The so-called "poison pill" Twitter has proposed to use against Elon Musk's potential hostile takeover is a mechanism with a proven track record that could force the outspoken entrepreneur into negotiations.
To halt a takeover, the board plans to activate the pill if the Tesla CEO comes to own more than 15 percent of Twitter.
He already holds 9.2 percent of the company, and said Thursday he has ready the $46.5 billion necessary to make an offer for the rest.
Such a "pill" would allow other Twitter shareholders to purchase shares at half price, increasing the amount of shares in circulation and weakening Musk's influence.
It would then be nearly impossible for him to take total control of the company without having to spend significantly more than he had originally planned.
"The dilution created by this defense has generally served its intended deterrence effect," explained Eric Wehrly, associate professor of finance at Western Washington University.
The "poison pill" was invented 40 years ago by business lawyer Martin Lipton to counteract a wave of hostile takeovers on Wall Street.
"It was the age of the corporate raiders," Lipton explained to the media site The Deal in 2011, from investors such as Carl Icahn to Kirk Kerkorian.
Quickly contested in court, the practice was declared legal for the first time in 1985 by the Delaware Supreme Court -- a tax friendly state where Twitter, although officially based in Californian, is incorporated.
"Delaware is the home to roughly half of publicly traded companies in the US and has fairly well established law regarding the implementation of poison pills," said Jon Karpoff, a finance professor at the University of Washington.
"Unless there's something unusual about Twitter's pill, which I would highly doubt... Musk would be unlikely to have a successful legal challenge," he said.
Boston College associate law professor Brian Quinn doesn't think the issue will even end up in court.

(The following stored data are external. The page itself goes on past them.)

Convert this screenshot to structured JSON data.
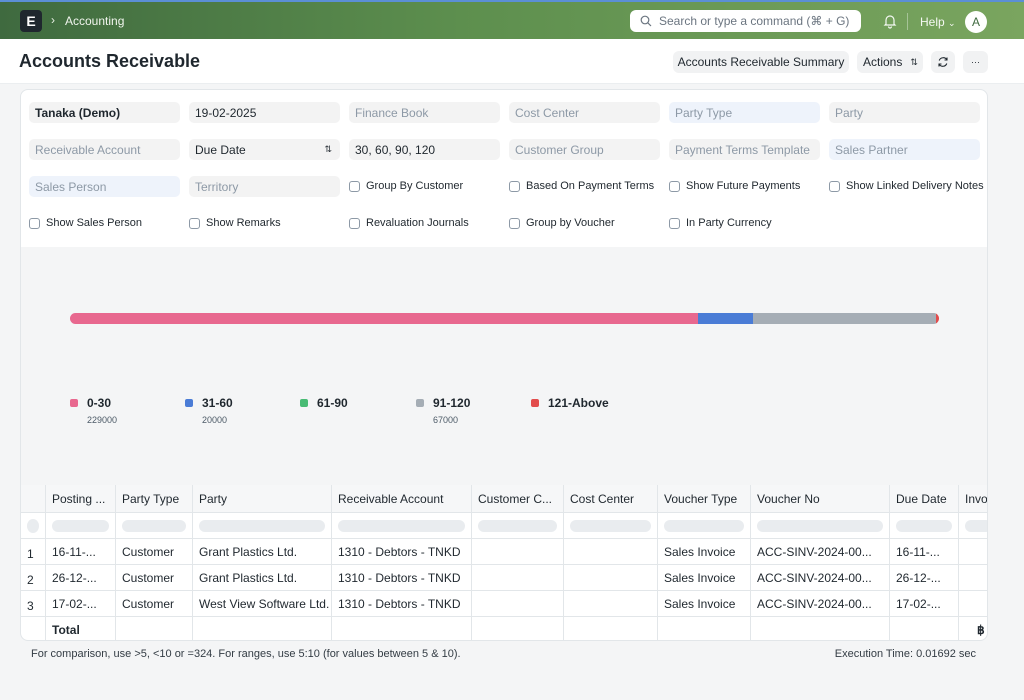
{
  "navbar": {
    "logo_letter": "E",
    "breadcrumb": "Accounting",
    "search_placeholder": "Search or type a command (⌘ + G)",
    "help_label": "Help",
    "avatar_letter": "A"
  },
  "page": {
    "title": "Accounts Receivable",
    "summary_button": "Accounts Receivable Summary",
    "actions_button": "Actions",
    "more_button": "···"
  },
  "filters": {
    "company": "Tanaka (Demo)",
    "date": "19-02-2025",
    "finance_book": "Finance Book",
    "cost_center": "Cost Center",
    "party_type": "Party Type",
    "party": "Party",
    "receivable_account": "Receivable Account",
    "ageing_based_on": "Due Date",
    "range": "30, 60, 90, 120",
    "customer_group": "Customer Group",
    "payment_terms_template": "Payment Terms Template",
    "sales_partner": "Sales Partner",
    "sales_person": "Sales Person",
    "territory": "Territory"
  },
  "checkboxes": {
    "group_by_customer": "Group By Customer",
    "based_on_payment_terms": "Based On Payment Terms",
    "show_future_payments": "Show Future Payments",
    "show_linked_delivery_notes": "Show Linked Delivery Notes",
    "show_sales_person": "Show Sales Person",
    "show_remarks": "Show Remarks",
    "revaluation_journals": "Revaluation Journals",
    "group_by_voucher": "Group by Voucher",
    "in_party_currency": "In Party Currency"
  },
  "chart_data": {
    "type": "bar",
    "categories": [
      "0-30",
      "31-60",
      "61-90",
      "91-120",
      "121-Above"
    ],
    "values": [
      229000,
      20000,
      0,
      67000,
      1000
    ],
    "legend_values": [
      "229000",
      "20000",
      "",
      "67000",
      ""
    ],
    "colors": [
      "#e8688f",
      "#4a7cd6",
      "#48bb74",
      "#a5adb5",
      "#e24c4c"
    ],
    "stacked": true,
    "legend_position": "bottom-left"
  },
  "table": {
    "columns": [
      "Posting ...",
      "Party Type",
      "Party",
      "Receivable Account",
      "Customer C...",
      "Cost Center",
      "Voucher Type",
      "Voucher No",
      "Due Date",
      "Invo"
    ],
    "rows": [
      {
        "idx": "1",
        "cells": [
          "16-11-...",
          "Customer",
          "Grant Plastics Ltd.",
          "1310 - Debtors - TNKD",
          "",
          "",
          "Sales Invoice",
          "ACC-SINV-2024-00...",
          "16-11-...",
          "฿"
        ]
      },
      {
        "idx": "2",
        "cells": [
          "26-12-...",
          "Customer",
          "Grant Plastics Ltd.",
          "1310 - Debtors - TNKD",
          "",
          "",
          "Sales Invoice",
          "ACC-SINV-2024-00...",
          "26-12-...",
          "฿"
        ]
      },
      {
        "idx": "3",
        "cells": [
          "17-02-...",
          "Customer",
          "West View Software Ltd.",
          "1310 - Debtors - TNKD",
          "",
          "",
          "Sales Invoice",
          "ACC-SINV-2024-00...",
          "17-02-...",
          "฿"
        ]
      }
    ],
    "total_label": "Total",
    "total_currency": "฿"
  },
  "footer": {
    "hint": "For comparison, use >5, <10 or =324. For ranges, use 5:10 (for values between 5 & 10).",
    "execution_time": "Execution Time: 0.01692 sec"
  }
}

"Elon Musk has no case," he said.
- Negotiate and rally -
An alternative to acquiring the majority of the company would be for Musk to change the makeup of the board, according to Quinn, installing new members more in line with his vision for Twitter.
But the agenda for Twitter's next general meeting, on May 25, is already set, meaning Musk would have to wait until the next general meeting in 2023 to even bring it up.
And the board of directors can only be removed in batches, anyways.
Some members' terms are up this year, while others will remain in their position until 2023, 2024 or 2025.
Musk wouldn't be able to win over a majority of the board until at least 2024.
According to Quinn, "there's no record of an acquirer overcoming the pill by replacing the board through two successive elections."
"The only option for an acquirer is to negotiate with the board of directors," Quinn said, presumably by proposing an even higher offer, but without any guarantee of success.
And in the event of a negotiation, Musk wouldn't be able to count on the support of former Twitter head and co-founder Jack Dorsey, unless there is a quick resolution.
Dorsey, who has previously expressed affinity for the billionaire, announced after his resignation in November that he would not run for another term as director and would step down after this year's meeting.
In tandem with the official negotiations, Musk would have to start making his case to shareholders, according to Karpoff, a task which has already begun -- mainly by tweeting.
"And I think his personal popularity among a lot of people will help them in that," Karpoff said.